I had killed her with my firm, determined, impatience.
The butterflies, “opening and closing themselves,” need patience. They need patience and a place to stand so they can open and close, open and close, pumping that bug lymph into their strong wings, covered with that tiny “scintillant fur.”
Scintillant fur! Have you ever heard such a beautiful explanation of the shimmering powder of a wing?
The questions, the butterflies, trust you, trust me, to wait. To wait and then to watch in wonder as they go, as their purpose is revealed.
“You are given the questions of others / as if they were answers / to all you ask. / Yes, perhaps / this gift is your answer.”
“Yes, perhaps,” the poet says.
‘Yes, Yes, Yes!” say I, full of impatience and determination, and gentleness too firm.
And then I remember the scintillant fur of the questions, the egg to keep warm in my hands, not by closing them, but by protecting its tender shell with gentleness. I say, more quietly, “Yes, perhaps…”
I remember the flower petals of the questions, and how they cannot, must not be rushed, if they are to live. I say, more quietly, “Yes, perhaps…”
Yes, perhaps the answers are in the questions that have been given.

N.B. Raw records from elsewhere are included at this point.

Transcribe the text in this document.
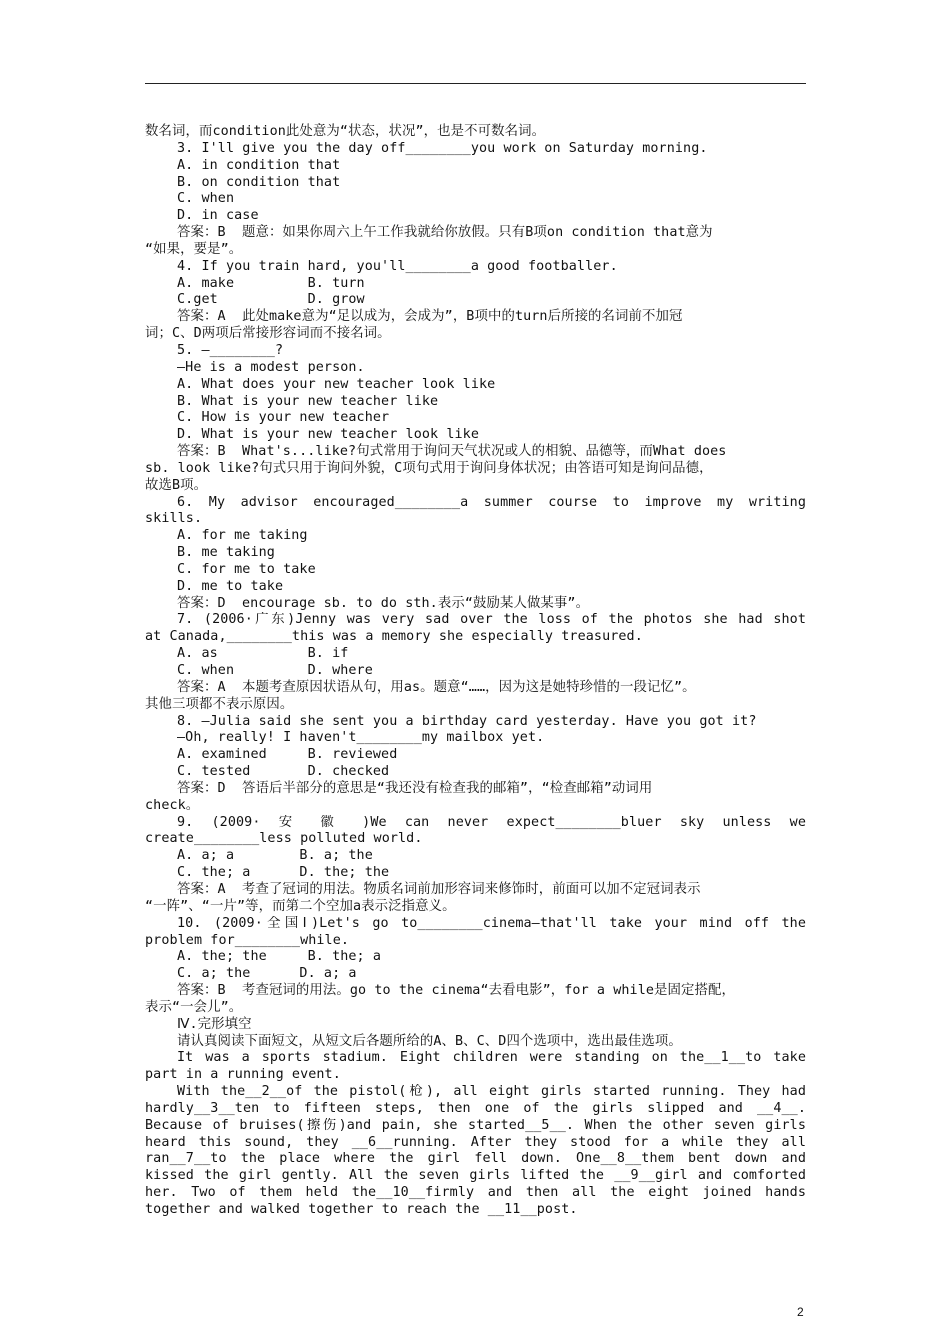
数名词，而condition此处意为“状态，状况”，也是不可数名词。
3. I'll give you the day off________you work on Saturday morning.
A. in condition that
B. on condition that
C. when
D. in case
答案：B  题意：如果你周六上午工作我就给你放假。只有B项on condition that意为
“如果，要是”。
4. If you train hard, you'll________a good footballer.
A. make         B. turn
C.get           D. grow
答案：A  此处make意为“足以成为，会成为”，B项中的turn后所接的名词前不加冠
词；C、D两项后常接形容词而不接名词。
5. —________?
—He is a modest person.
A. What does your new teacher look like
B. What is your new teacher like
C. How is your new teacher
D. What is your new teacher look like
答案：B  What's...like?句式常用于询问天气状况或人的相貌、品德等，而What does
sb. look like?句式只用于询问外貌，C项句式用于询问身体状况；由答语可知是询问品德，
故选B项。
6. My advisor encouraged________a summer course to improve my writing
skills.
A. for me taking
B. me taking
C. for me to take
D. me to take
答案：D  encourage sb. to do sth.表示“鼓励某人做某事”。
7. (2006·广东)Jenny was very sad over the loss of the photos she had shot
at Canada,________this was a memory she especially treasured.
A. as           B. if
C. when         D. where
答案：A  本题考查原因状语从句，用as。题意“……，因为这是她特珍惜的一段记忆”。
其他三项都不表示原因。
8. —Julia said she sent you a birthday card yesterday. Have you got it?
—Oh, really! I haven't________my mailbox yet.
A. examined     B. reviewed
C. tested       D. checked
答案：D  答语后半部分的意思是“我还没有检查我的邮箱”，“检查邮箱”动词用
check。
9. (2009· 安 徽 )We can never expect________bluer sky unless we
create________less polluted world.
A. a; a        B. a; the
C. the; a      D. the; the
答案：A  考查了冠词的用法。物质名词前加形容词来修饰时，前面可以加不定冠词表示
“一阵”、“一片”等，而第二个空加a表示泛指意义。
10. (2009·全国Ⅰ)Let's go to________cinema—that'll take your mind off the
problem for________while.
A. the; the     B. the; a
C. a; the      D. a; a
答案：B  考查冠词的用法。go to the cinema“去看电影”，for a while是固定搭配，
表示“一会儿”。
Ⅳ.完形填空
请认真阅读下面短文，从短文后各题所给的A、B、C、D四个选项中，选出最佳选项。
It was a sports stadium. Eight children were standing on the__1__to take
part in a running event.
With the__2__of the pistol(枪), all eight girls started running. They had
hardly__3__ten to fifteen steps, then one of the girls slipped and __4__.
Because of bruises(擦伤)and pain, she started__5__. When the other seven girls
heard this sound, they __6__running. After they stood for a while they all
ran__7__to the place where the girl fell down. One__8__them bent down and
kissed the girl gently. All the seven girls lifted the __9__girl and comforted
her. Two of them held the__10__firmly and then all the eight joined hands
together and walked together to reach the __11__post.
2
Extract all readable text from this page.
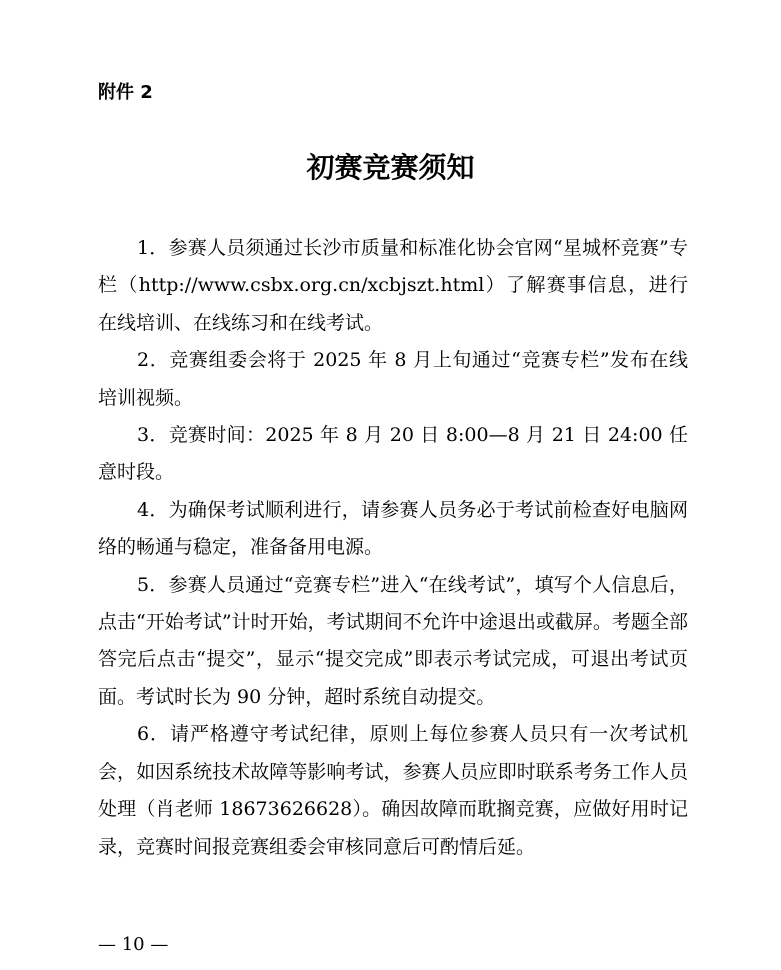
附件 2

初赛竞赛须知

1．参赛人员须通过长沙市质量和标准化协会官网“星城杯竞赛”专栏（http://www.csbx.org.cn/xcbjszt.html）了解赛事信息，进行在线培训、在线练习和在线考试。

2．竞赛组委会将于 2025 年 8 月上旬通过“竞赛专栏”发布在线培训视频。

3．竞赛时间：2025 年 8 月 20 日 8:00—8 月 21 日 24:00 任意时段。

4．为确保考试顺利进行，请参赛人员务必于考试前检查好电脑网络的畅通与稳定，准备备用电源。

5．参赛人员通过“竞赛专栏”进入“在线考试”，填写个人信息后，点击“开始考试”计时开始，考试期间不允许中途退出或截屏。考题全部答完后点击“提交”，显示“提交完成”即表示考试完成，可退出考试页面。考试时长为 90 分钟，超时系统自动提交。

6．请严格遵守考试纪律，原则上每位参赛人员只有一次考试机会，如因系统技术故障等影响考试，参赛人员应即时联系考务工作人员处理（肖老师 18673626628）。确因故障而耽搁竞赛，应做好用时记录，竞赛时间报竞赛组委会审核同意后可酌情后延。

— 10 —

I remember the dust of the butterfly wing that needs patience. Patience as though to hatch like the songbird egg. As the not-yet-singing songbird needs patience to come out.
I say, more quietly still, “Yes, perhaps…”
After all, a chick on the verge of hatching has no idea of flying, no image of Earth far below. She has only her wings, the barest stubs of feathers, one tooth, and the sure sense that where she lives is too small for her.